Ils y arrivèrent sous un vent glacial. Le grand-père fit le tour par la cour pour mettre l’âne à l’abri et le soulager de sa charge. La salle commune était bien occupée. D’autres marchands avaient, eux aussi, préférer ne pas tenter le voyage alors que la neige s’annonçait. Ils discutaient plus ou moins bruyamment. Le grand-père alla se mettre assez loin de la cheminée. Koubaye fut déçu. Il aurait préféré bénéficier de la chaleur du feu. Au lieu de cela, il se retrouva près d’une fenêtre dans un courant d’air froid. Gabdam officiait derrière son comptoir discutant avec les gens tout en donnant ses ordres. Une servante leur apporta deux écuelles fumantes. Cela réveilla la faim de Koubaye. Il mangea vite. Cela amusa son grand père qui lui donna quelques conseils pour éviter les brûlures. Il comprenait son petit-fils. Depuis le matin, ils n'avaient avalé que quelques gâteaux. C’était une soupe épaisse faite de viande et de pâtes. Elle chauffait le corps et remplissait l’estomac. Koubaye la termina bien avant son grand-père, malgré les brûlures. Il repoussa son assiette et regarda autour de lui.
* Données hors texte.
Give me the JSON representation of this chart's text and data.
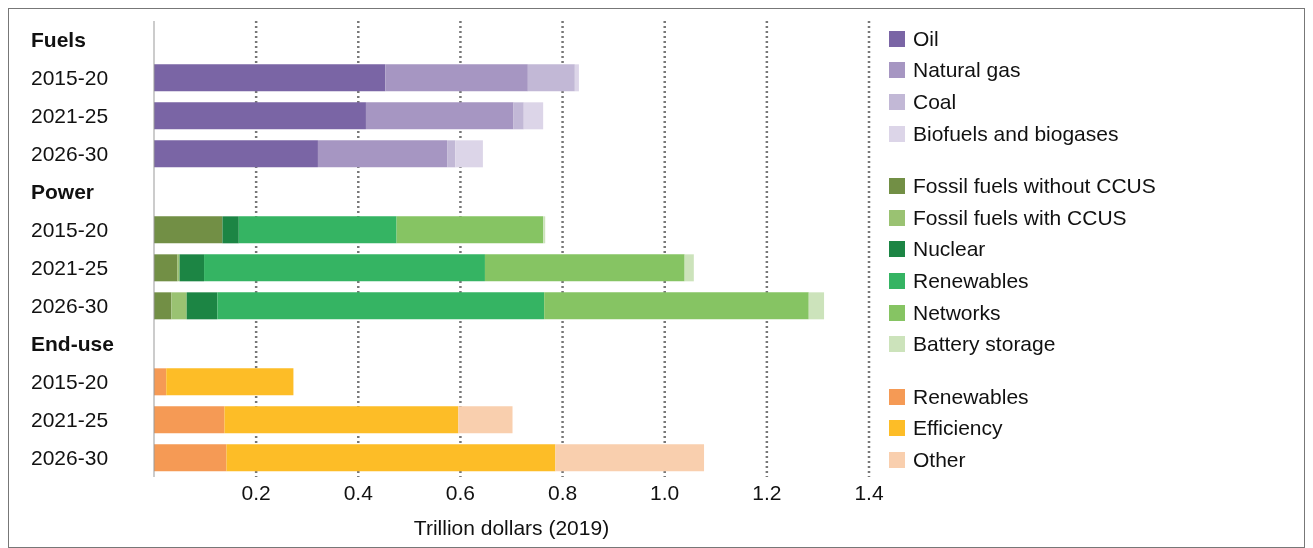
{
  "chart_data": {
    "type": "bar",
    "orientation": "horizontal",
    "stacked": true,
    "categories": [
      "Fuels",
      "2015-20",
      "2021-25",
      "2026-30",
      "Power",
      "2015-20",
      "2021-25",
      "2026-30",
      "End-use",
      "2015-20",
      "2021-25",
      "2026-30"
    ],
    "series": [
      {
        "name": "Oil",
        "color": "#7a65a5",
        "values": [
          null,
          0.453,
          0.415,
          0.321,
          null,
          null,
          null,
          null,
          null,
          null,
          null,
          null
        ]
      },
      {
        "name": "Natural gas",
        "color": "#a696c2",
        "values": [
          null,
          0.279,
          0.289,
          0.253,
          null,
          null,
          null,
          null,
          null,
          null,
          null,
          null
        ]
      },
      {
        "name": "Coal",
        "color": "#c2b8d6",
        "values": [
          null,
          0.092,
          0.02,
          0.016,
          null,
          null,
          null,
          null,
          null,
          null,
          null,
          null
        ]
      },
      {
        "name": "Biofuels and biogases",
        "color": "#dcd5e8",
        "values": [
          null,
          0.008,
          0.038,
          0.054,
          null,
          null,
          null,
          null,
          null,
          null,
          null,
          null
        ]
      },
      {
        "name": "Fossil fuels without CCUS",
        "color": "#728f45",
        "values": [
          null,
          null,
          null,
          null,
          null,
          0.134,
          0.046,
          0.034,
          null,
          null,
          null,
          null
        ]
      },
      {
        "name": "Fossil fuels with CCUS",
        "color": "#9ac272",
        "values": [
          null,
          null,
          null,
          null,
          null,
          null,
          0.004,
          0.03,
          null,
          null,
          null,
          null
        ]
      },
      {
        "name": "Nuclear",
        "color": "#1c8544",
        "values": [
          null,
          null,
          null,
          null,
          null,
          0.032,
          0.048,
          0.06,
          null,
          null,
          null,
          null
        ]
      },
      {
        "name": "Renewables",
        "color": "#35b463",
        "values": [
          null,
          null,
          null,
          null,
          null,
          0.309,
          0.55,
          0.64,
          null,
          null,
          null,
          null
        ]
      },
      {
        "name": "Networks",
        "color": "#86c463",
        "values": [
          null,
          null,
          null,
          null,
          null,
          0.287,
          0.391,
          0.518,
          null,
          null,
          null,
          null
        ]
      },
      {
        "name": "Battery storage",
        "color": "#cce3bb",
        "values": [
          null,
          null,
          null,
          null,
          null,
          0.004,
          0.018,
          0.03,
          null,
          null,
          null,
          null
        ]
      },
      {
        "name": "Renewables",
        "color": "#f59a55",
        "values": [
          null,
          null,
          null,
          null,
          null,
          null,
          null,
          null,
          null,
          0.024,
          0.138,
          0.142
        ]
      },
      {
        "name": "Efficiency",
        "color": "#fdbd27",
        "values": [
          null,
          null,
          null,
          null,
          null,
          null,
          null,
          null,
          null,
          0.249,
          0.458,
          0.644
        ]
      },
      {
        "name": "Other",
        "color": "#f9cfae",
        "values": [
          null,
          null,
          null,
          null,
          null,
          null,
          null,
          null,
          null,
          null,
          0.106,
          0.291
        ]
      }
    ],
    "xlim": [
      0,
      1.4
    ],
    "xticks": [
      0.2,
      0.4,
      0.6,
      0.8,
      {
        "value": 1,
        "label": "1.0"
      },
      1.2,
      1.4
    ],
    "xlabel": "Trillion dollars (2019)",
    "grid": "x",
    "legend": "right"
  }
}
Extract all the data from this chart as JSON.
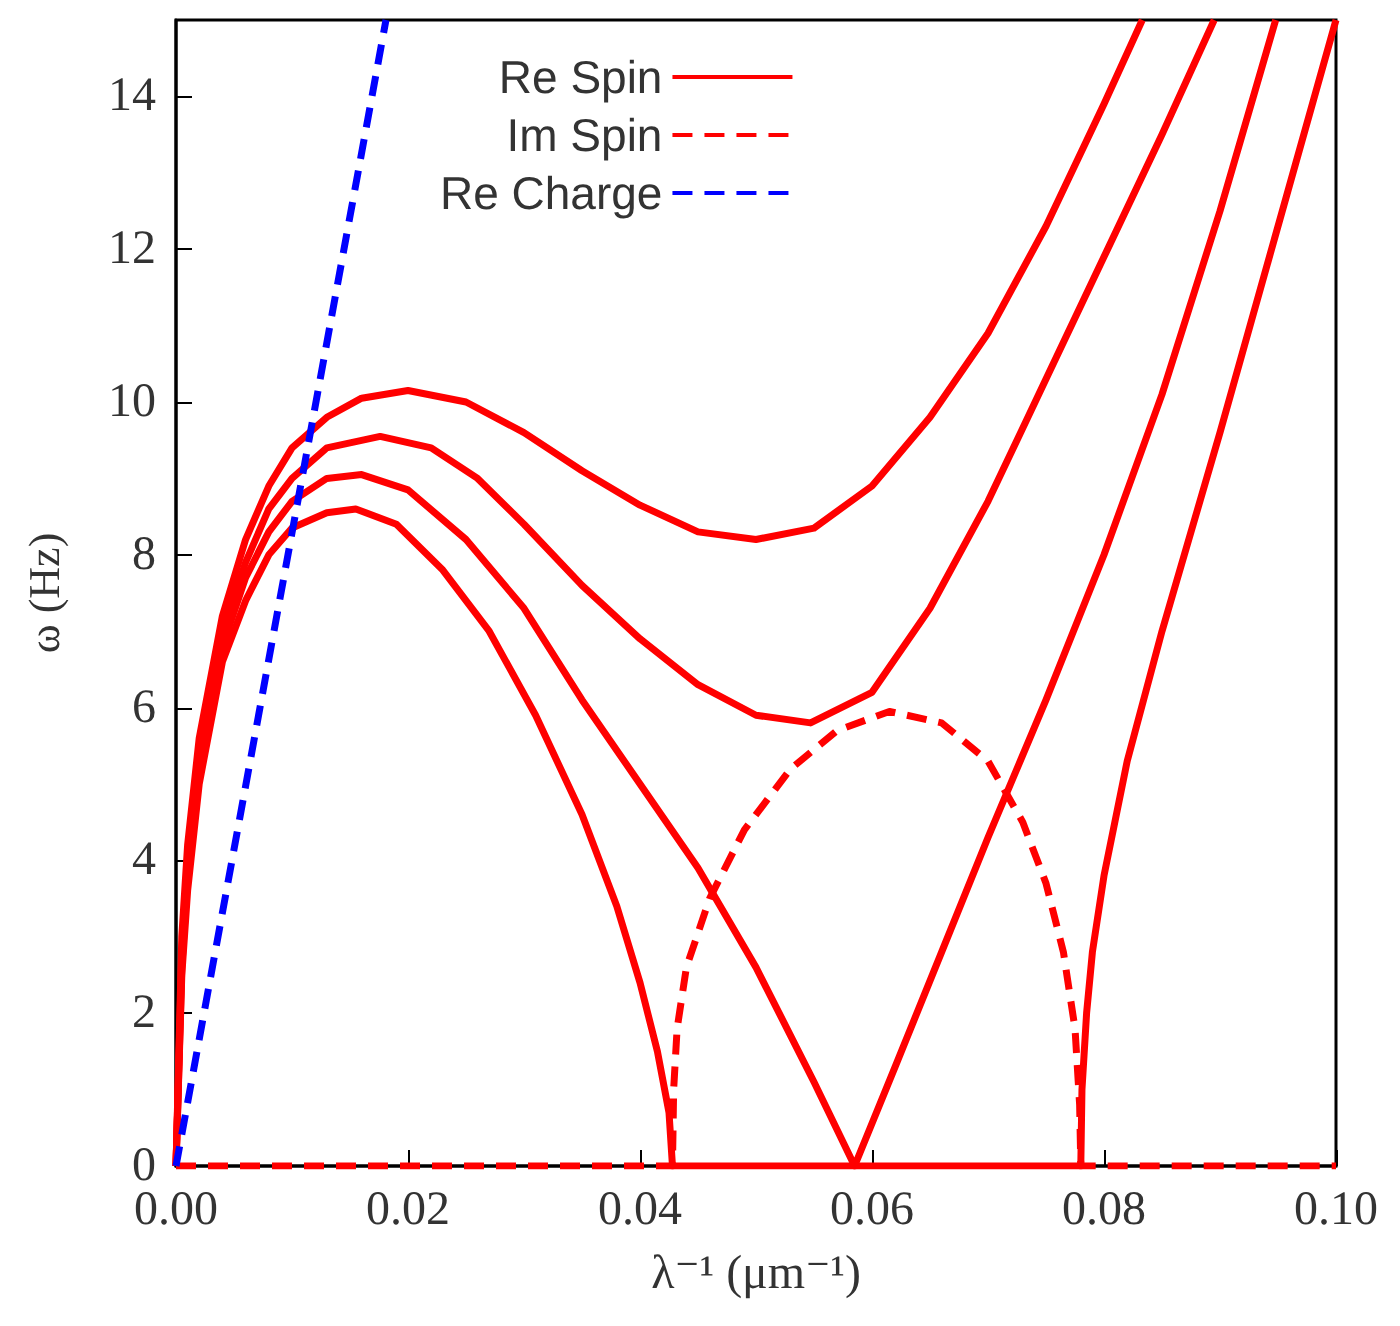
{
  "chart_data": {
    "type": "line",
    "xlabel": "λ⁻¹ (μm⁻¹)",
    "ylabel": "ω (Hz)",
    "xlim": [
      0,
      0.1
    ],
    "ylim": [
      0,
      15
    ],
    "xticks": [
      {
        "value": 0,
        "label": "0.00"
      },
      0.02,
      0.04,
      0.06,
      0.08,
      {
        "value": 0.1,
        "label": "0.10"
      }
    ],
    "yticks": [
      0,
      2,
      4,
      6,
      8,
      10,
      12,
      14
    ],
    "grid": false,
    "legend": "top",
    "marker": "none",
    "series": [
      {
        "name": "Re Spin",
        "color": "#ff0000",
        "line_style": "solid",
        "x": [
          0,
          0.0005,
          0.001,
          0.002,
          0.004,
          0.006,
          0.008,
          0.01,
          0.013,
          0.016,
          0.02,
          0.025,
          0.03,
          0.035,
          0.04,
          0.045,
          0.05,
          0.055,
          0.06,
          0.065,
          0.07,
          0.075,
          0.08,
          0.0833
        ],
        "values": [
          0,
          3,
          4.2,
          5.6,
          7.2,
          8.2,
          8.9,
          9.4,
          9.8,
          10.05,
          10.15,
          10,
          9.6,
          9.1,
          8.65,
          8.3,
          8.2,
          8.35,
          8.9,
          9.8,
          10.9,
          12.3,
          13.9,
          15
        ]
      },
      {
        "color": "#ff0000",
        "line_style": "solid",
        "x": [
          0,
          0.0005,
          0.001,
          0.002,
          0.004,
          0.006,
          0.008,
          0.01,
          0.013,
          0.0176,
          0.022,
          0.026,
          0.03,
          0.035,
          0.04,
          0.045,
          0.05,
          0.0547,
          0.06,
          0.065,
          0.07,
          0.075,
          0.08,
          0.085,
          0.0895
        ],
        "values": [
          0,
          2.8,
          4,
          5.4,
          7,
          7.9,
          8.6,
          9,
          9.4,
          9.55,
          9.4,
          9,
          8.4,
          7.6,
          6.9,
          6.3,
          5.9,
          5.8,
          6.2,
          7.3,
          8.7,
          10.3,
          11.9,
          13.5,
          15
        ]
      },
      {
        "color": "#ff0000",
        "line_style": "solid",
        "x": [
          0,
          0.0005,
          0.001,
          0.002,
          0.004,
          0.006,
          0.008,
          0.01,
          0.013,
          0.016,
          0.02,
          0.025,
          0.03,
          0.035,
          0.04,
          0.045,
          0.05,
          0.055,
          0.0585,
          0.062,
          0.066,
          0.07,
          0.075,
          0.08,
          0.085,
          0.09,
          0.0948
        ],
        "values": [
          0,
          2.6,
          3.8,
          5.2,
          6.8,
          7.7,
          8.3,
          8.7,
          9,
          9.05,
          8.85,
          8.2,
          7.3,
          6.1,
          5,
          3.9,
          2.6,
          1.1,
          0,
          1.3,
          2.8,
          4.3,
          6.1,
          8,
          10.1,
          12.5,
          15
        ]
      },
      {
        "color": "#ff0000",
        "line_style": "solid",
        "x": [
          0,
          0.0005,
          0.001,
          0.002,
          0.004,
          0.006,
          0.008,
          0.01,
          0.013,
          0.0155,
          0.019,
          0.023,
          0.027,
          0.031,
          0.035,
          0.038,
          0.04,
          0.0415,
          0.0425,
          0.0428,
          0.078,
          0.0781,
          0.0785,
          0.079,
          0.08,
          0.082,
          0.085,
          0.09,
          0.095,
          0.1
        ],
        "values": [
          0,
          2.5,
          3.6,
          5,
          6.6,
          7.4,
          8,
          8.35,
          8.55,
          8.6,
          8.4,
          7.8,
          7,
          5.9,
          4.6,
          3.4,
          2.4,
          1.5,
          0.7,
          0,
          0,
          1,
          2,
          2.8,
          3.8,
          5.3,
          7,
          9.6,
          12.3,
          15
        ]
      },
      {
        "name": "Im Spin",
        "color": "#ff0000",
        "line_style": "dashed",
        "x": [
          0,
          0.0428,
          0.0429,
          0.0432,
          0.044,
          0.046,
          0.049,
          0.053,
          0.057,
          0.0615,
          0.066,
          0.07,
          0.073,
          0.075,
          0.0765,
          0.0775,
          0.0779,
          0.078,
          0.1
        ],
        "values": [
          0,
          0,
          1,
          1.8,
          2.6,
          3.5,
          4.4,
          5.2,
          5.7,
          5.95,
          5.8,
          5.3,
          4.5,
          3.7,
          2.8,
          1.8,
          0.8,
          0,
          0
        ]
      },
      {
        "name": "Re Charge",
        "color": "#0000ff",
        "line_style": "dashed",
        "x": [
          0,
          0.0181
        ],
        "values": [
          0,
          15
        ]
      }
    ]
  }
}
Non loin, il y avait quelques hommes discutant de chevaux et de courses autour d’un pichet d’alcool. Un peu plus loin, deux personnes mangeaient tout en parlant de la route à faire et des traces de loups qu’ils avaient vues. Près de l’autre fenêtre, il reconnut des marchands qu’il avait vus le matin. Il en vit d’autres encore plus près du feu ou du comptoir. De nouveau, il soupira regrettant le choix de son grand-père. La fenêtre fermait mal. Il l’examina pour voir comment se protéger du froid. Il remarqua la lourde tenture aux couleurs sombres et fanées. Koubaye se leva pour aller la tirer. Son grand-père le regarda faire sans s’interrompre. Une servante passa près de leur table alors que Koubaye revenait s'asseoir. Elle posa le pichet sur la table d’à côté, saluée par les cris de satisfaction. En revenant, elle ramassa l’assiette vide en demandant s’il en voulait une autre. Koubaye fit oui de la tête et son grand-père acquiesça.
   - Prends le temps de manger, Koubaye. Nous ne repartons que demain...
Koubaye se força à ralentir le rythme. La servante était revenue avec l’eau de vie. Elle posa une petite bouteille devant le grand-père avec un gobelet :
   - C’est le patron qui vous l’offre !
Le grand-père remplit son verre et le leva en faisant un signe de tête à Gabdam, qui lui fit un sourire en retour. Après l’avoir bu, il se pencha vers Koubaye :
   - Maintenant tu peux ou rester là, ou aller te coucher. J’ai vu quelques amis, je vais aller les saluer.
Koubaye fit oui de la tête et regarda partir son grand-père. Il savait ce que ça voulait dire. Les grandes personnes allaient discuter des heures sur les méfaits des seigneurs, les récoltes ou les troupeaux. Il préférait encore aller dormir.